In [28]:
%load_ext autoreload
%autoreload 2

The autoreload extension is already loaded. To reload it, use:
  %reload_ext autoreload


In [12]:
import torch
from models.tokenformer import TokenformerLayer
from models.transformer import TransformerModel
from training.train import train 
from training.train import train_with_scaling

In [6]:
print("CUDA Available:", torch.cuda.is_available())
print("CUDA Device Count:", torch.cuda.device_count())
print("CUDA Device Name:", torch.cuda.get_device_name(0) if torch.cuda.is_available() else "No GPU")

CUDA Available: True
CUDA Device Count: 1
CUDA Device Name: NVIDIA GeForce RTX 3070


#### Liste des TokenFormers

In [None]:
token_num_init = 512

model_configs = [
    {
        "hidden_dim": 512,  
        "num_heads": 1,     
        "num_layers": 12,     
        "max_seq_len": 32,   
        "token_num": token_num_init,     
        "vocab_size": 10656  
    },
    {
        "hidden_dim": 512,
        "num_heads": 1,
        "num_layers": 12,
        "max_seq_len": 32,
        "token_num": token_num_init*4,  # 4x plus de tokens paramétriques
        "vocab_size": 10656
    },
    {
        "hidden_dim": 512,
        "num_heads": 1,
        "num_layers": 12,
        "max_seq_len": 32,
        "token_num": token_num_init*8,  # 8x plus de tokens paramétriques
        "vocab_size": 10656
    },
    {
        "hidden_dim": 512,
        "num_heads": 1,
        "num_layers": 12,
        "max_seq_len": 32,
        "token_num": token_num_init*16,  # 16x plus de tokens paramétriques
        "vocab_size": 10656
    }
    ,
    {
        "hidden_dim": 512,
        "num_heads": 1,
        "num_layers": 12,
        "max_seq_len": 32,
        "token_num": token_num_init*32,  # 16x plus de tokens paramétriques
        "vocab_size": 10656
    }
]

# Tester chaque configuration
for config in model_configs:
    model = TokenformerLayer(
        hidden_size=config["hidden_dim"],
        vocab_size=config["vocab_size"],
        num_attention_heads=config["num_heads"],
        max_seq_len=config["max_seq_len"],
        token_num=config["token_num"]
    )

    trainable_params_auto = sum(p.numel() for p in model.parameters() if p.requires_grad)

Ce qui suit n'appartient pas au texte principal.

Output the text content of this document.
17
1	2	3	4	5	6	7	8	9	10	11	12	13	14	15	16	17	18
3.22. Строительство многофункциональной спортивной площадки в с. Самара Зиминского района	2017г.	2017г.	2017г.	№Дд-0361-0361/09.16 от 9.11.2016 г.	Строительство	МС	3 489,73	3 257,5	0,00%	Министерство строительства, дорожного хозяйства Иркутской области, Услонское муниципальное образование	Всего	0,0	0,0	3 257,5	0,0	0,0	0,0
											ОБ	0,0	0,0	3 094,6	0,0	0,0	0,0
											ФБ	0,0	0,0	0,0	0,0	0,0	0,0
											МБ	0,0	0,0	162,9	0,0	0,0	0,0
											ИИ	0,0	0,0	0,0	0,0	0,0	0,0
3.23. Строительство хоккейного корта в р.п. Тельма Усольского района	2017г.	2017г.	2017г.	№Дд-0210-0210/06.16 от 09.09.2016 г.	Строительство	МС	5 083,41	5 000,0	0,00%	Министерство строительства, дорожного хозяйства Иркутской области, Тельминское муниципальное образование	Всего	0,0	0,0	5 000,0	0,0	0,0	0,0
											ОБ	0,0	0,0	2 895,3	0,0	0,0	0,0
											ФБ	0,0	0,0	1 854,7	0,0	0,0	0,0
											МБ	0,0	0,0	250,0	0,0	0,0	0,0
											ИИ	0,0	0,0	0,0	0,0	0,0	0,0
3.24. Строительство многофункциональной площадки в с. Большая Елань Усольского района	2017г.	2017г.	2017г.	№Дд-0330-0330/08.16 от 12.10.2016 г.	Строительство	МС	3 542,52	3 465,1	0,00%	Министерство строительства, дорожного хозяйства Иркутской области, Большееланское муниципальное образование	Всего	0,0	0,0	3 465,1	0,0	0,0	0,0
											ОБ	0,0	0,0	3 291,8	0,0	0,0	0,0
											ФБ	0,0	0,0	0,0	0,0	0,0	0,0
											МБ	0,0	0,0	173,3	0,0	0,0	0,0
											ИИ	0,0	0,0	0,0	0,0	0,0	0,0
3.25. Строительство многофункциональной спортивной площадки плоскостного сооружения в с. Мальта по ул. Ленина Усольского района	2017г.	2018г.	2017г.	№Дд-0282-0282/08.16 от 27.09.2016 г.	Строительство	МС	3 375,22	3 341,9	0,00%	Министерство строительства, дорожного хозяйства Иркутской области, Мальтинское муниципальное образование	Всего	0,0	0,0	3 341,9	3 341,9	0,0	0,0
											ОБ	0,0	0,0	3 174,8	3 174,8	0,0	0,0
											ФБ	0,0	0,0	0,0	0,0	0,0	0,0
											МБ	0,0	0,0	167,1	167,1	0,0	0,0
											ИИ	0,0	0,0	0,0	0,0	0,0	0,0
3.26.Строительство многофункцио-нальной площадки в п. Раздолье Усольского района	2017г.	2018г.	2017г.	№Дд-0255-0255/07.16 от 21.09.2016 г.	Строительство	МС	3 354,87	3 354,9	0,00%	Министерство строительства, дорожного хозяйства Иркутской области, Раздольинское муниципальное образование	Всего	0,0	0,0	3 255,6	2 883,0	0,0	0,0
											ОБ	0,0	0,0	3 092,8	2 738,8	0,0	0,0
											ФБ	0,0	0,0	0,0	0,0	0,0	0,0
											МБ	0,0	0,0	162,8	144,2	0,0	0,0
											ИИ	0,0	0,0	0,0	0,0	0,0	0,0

    print(f"📊 Modèle : {config}")

    # for name, param in model.named_parameters():
    #     print(f"{name}: {param.numel():_} paramètres")

    print(f"🔹 PyTorch Trainable Params : {trainable_params_auto:_}\n")


📊 Modèle : {'hidden_dim': 512, 'num_heads': 1, 'num_layers': 12, 'max_seq_len': 32, 'token_num': 512, 'vocab_size': 10656}
🔹 PyTorch Trainable Params : 13_560_224

📊 Modèle : {'hidden_dim': 512, 'num_heads': 1, 'num_layers': 12, 'max_seq_len': 32, 'token_num': 2048, 'vocab_size': 10656}
🔹 PyTorch Trainable Params : 21_424_544

📊 Modèle : {'hidden_dim': 512, 'num_heads': 1, 'num_layers': 12, 'max_seq_len': 32, 'token_num': 4096, 'vocab_size': 10656}
🔹 PyTorch Trainable Params : 31_910_304

📊 Modèle : {'hidden_dim': 512, 'num_heads': 1, 'num_layers': 12, 'max_seq_len': 32, 'token_num': 8192, 'vocab_size': 10656}
🔹 PyTorch Trainable Params : 52_881_824

📊 Modèle : {'hidden_dim': 512, 'num_heads': 1, 'num_layers': 12, 'max_seq_len': 32, 'token_num': 16384, 'vocab_size': 10656}
🔹 PyTorch Trainable Params : 94_824_864



#### Liste des Transformers

In [31]:
transformer_model_configs = [
    {
        "hidden_dim": 256,  
        "num_heads": 4,   
        "num_layers": 10,  
        "max_seq_len": 32,  
        "vocab_size": 10656 
    },
    {
        "hidden_dim": 372, 
        "num_heads": 6,   
        "num_layers": 8, 
        "max_seq_len": 32,  
        "vocab_size": 10656  
    },
    {
        "hidden_dim": 480,  
        "num_heads": 8,   
        "num_layers": 8,  
        "max_seq_len": 32,  
        "vocab_size": 10656  
    },
    {
        "hidden_dim": 500,  
        "num_heads": 10,   
        "num_layers": 14,  
        "max_seq_len": 32,  
        "vocab_size": 10656  
    },
    {
        "hidden_dim": 612,  
        "num_heads": 12,   
        "num_layers": 18,  
        "max_seq_len": 32,  
        "vocab_size": 10656  
    }
]

# Tester chaque configuration
for config in model_configs:
    model = TransformerModel(
        vocab_size=config["vocab_size"],
        hidden_dim=config["hidden_dim"],
        num_layers=config["num_layers"],
        num_heads=config["num_heads"],
        max_seq_len=config["max_seq_len"]
    )

    trainable_params_auto = sum(p.numel() for p in model.parameters() if p.requires_grad)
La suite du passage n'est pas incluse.